Доброгаст замолчал, молчал и Блуд, собираясь с мыслями, он никак не ожидал подобных требований.
– Острога она сподручна… – донесся приглушенный голос, – да из тела назад нейдет…
Затрещал хворост под чьими-то тяжелыми шагами, просунулась голова в шляпе из прутьев, глаза, как цвет белены – на белках лиловые жилки, ядовитые глаза. Блуда даже в холод бросило.
– А-а, – протянул незнакомец, – я погодя загляну. – И исчез.
– Согласен, вельможа?
– Согласен, сотский, – поспешно ответил Блуд. «Напишем им грамоту, а там придет Святослав!» – мелькнула блудливая мысль.
– Не называй меня сотским, вельможа!
– Нет, погоди… ты завтра наденешь кафтан и проникнешь в гридницу… там будет пир… Златолист задает. Проникнешь и потолкуешь с именитыми… Как-никак ты гонец от великого князя. Тебе поверят. Скажи им – Святослав, мол, скоро вернется… Сослужи службу.
– Тебе? Никогда!
– Не мне, нет! Киянам. Да, чуть было не запамятовал, – спохватился вельможа, – Судислава кланяется тебе.
Доброгаст вздрогнул. «Нет, нет, – сказал себе – никогда не бывать этому…»
Но робкая надежда родилась в душе и невозможно было ее подавить.
Совещались до позднего вечера и до позднего вечера вельможа слышал, как бродили кругом чуждые ему, злые люди.

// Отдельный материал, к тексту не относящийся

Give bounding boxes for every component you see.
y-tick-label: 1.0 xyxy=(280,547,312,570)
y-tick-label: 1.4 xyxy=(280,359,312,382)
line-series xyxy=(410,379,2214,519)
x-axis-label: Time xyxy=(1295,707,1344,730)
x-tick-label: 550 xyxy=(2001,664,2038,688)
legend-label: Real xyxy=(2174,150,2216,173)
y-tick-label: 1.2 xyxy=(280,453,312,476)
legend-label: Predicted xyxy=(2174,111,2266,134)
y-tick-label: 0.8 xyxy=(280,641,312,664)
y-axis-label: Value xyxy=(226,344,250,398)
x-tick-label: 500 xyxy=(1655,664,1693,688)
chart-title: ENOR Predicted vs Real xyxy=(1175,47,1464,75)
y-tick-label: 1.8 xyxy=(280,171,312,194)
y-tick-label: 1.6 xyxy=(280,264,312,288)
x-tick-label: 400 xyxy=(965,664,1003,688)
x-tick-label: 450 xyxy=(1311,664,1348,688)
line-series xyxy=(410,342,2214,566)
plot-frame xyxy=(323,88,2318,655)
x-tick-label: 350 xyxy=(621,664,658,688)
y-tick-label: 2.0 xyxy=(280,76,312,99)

Выламывали палки, насаживали на них ножи, обжигали крепкие колья в кострах.
ПИР ГОРОЙ
Слава великому князю Русской земли! – протянулись отовсюду чеканные братины, вознеслись над головами, прогремели и опрокинулись.
Слава наряднику Киевского стола!
Выплыли из дверей лебеди в перьях, на серебряных блюдах.
– Слава Златолисту! – в третий раз грянул хор охрипших голосов, и вслед за тем усердно задвигались кадыки.
Доброгаст расстегнул пуговицы на груди, постарался придать лицу выражение довольства, беспечности, тряхнул волосами и решительно вошел в гридницу. Его так и ослепило. Полузакрыв глаза, пьяной походкой направился прямо к затененному концу стола, ухватил кого-то за плечо и тяжело плюхнулся на скамью. Уткнулся лбом в стол и ждал: вот-вот ляжет на плечо чья-нибудь увесистая рука. Но никто не обратил внимания на незваного гостя – пир разгорался все пуще и пуще, хмель уже пошел бродить по жилам, горячить кровь, к тому же на Доброгасте был добротный скарлатный кафтан, какой не на каждом увидишь. Подождав немного, Доброгаст поднял голову и огляделся украдкой. Как все изменилось с того дня, когда он впервые увидел Святослава. Раньше в гриднице было пустынно и гулко, как в храме, а теперь… Полыхали факелы, коптили промасленные шнуры в светильнях из белой глины, потрескивали свечи, наколотые на крючья для щитов. Отражая языки огней, горела золотом огромная, во всю стену, мозаика – князь Мезамир над побежденными обрами. По углам, на поставцах в виде напряженных львиных лап дымились курильницы, пускали к потолку тонкие благовонные струйки. Стол ломился под тяжестью всевозможных яств: гуси, голуби, тетерева, черная икра, сыры. Засыпанная ворохом зеленых веток, лежала голова вепря с желтыми клыками. Общий восторг вызвало появление на столе киевских теремов, искусно вылепленных из хлеба и жира, с уложенными в виде стен петушиными гребешками.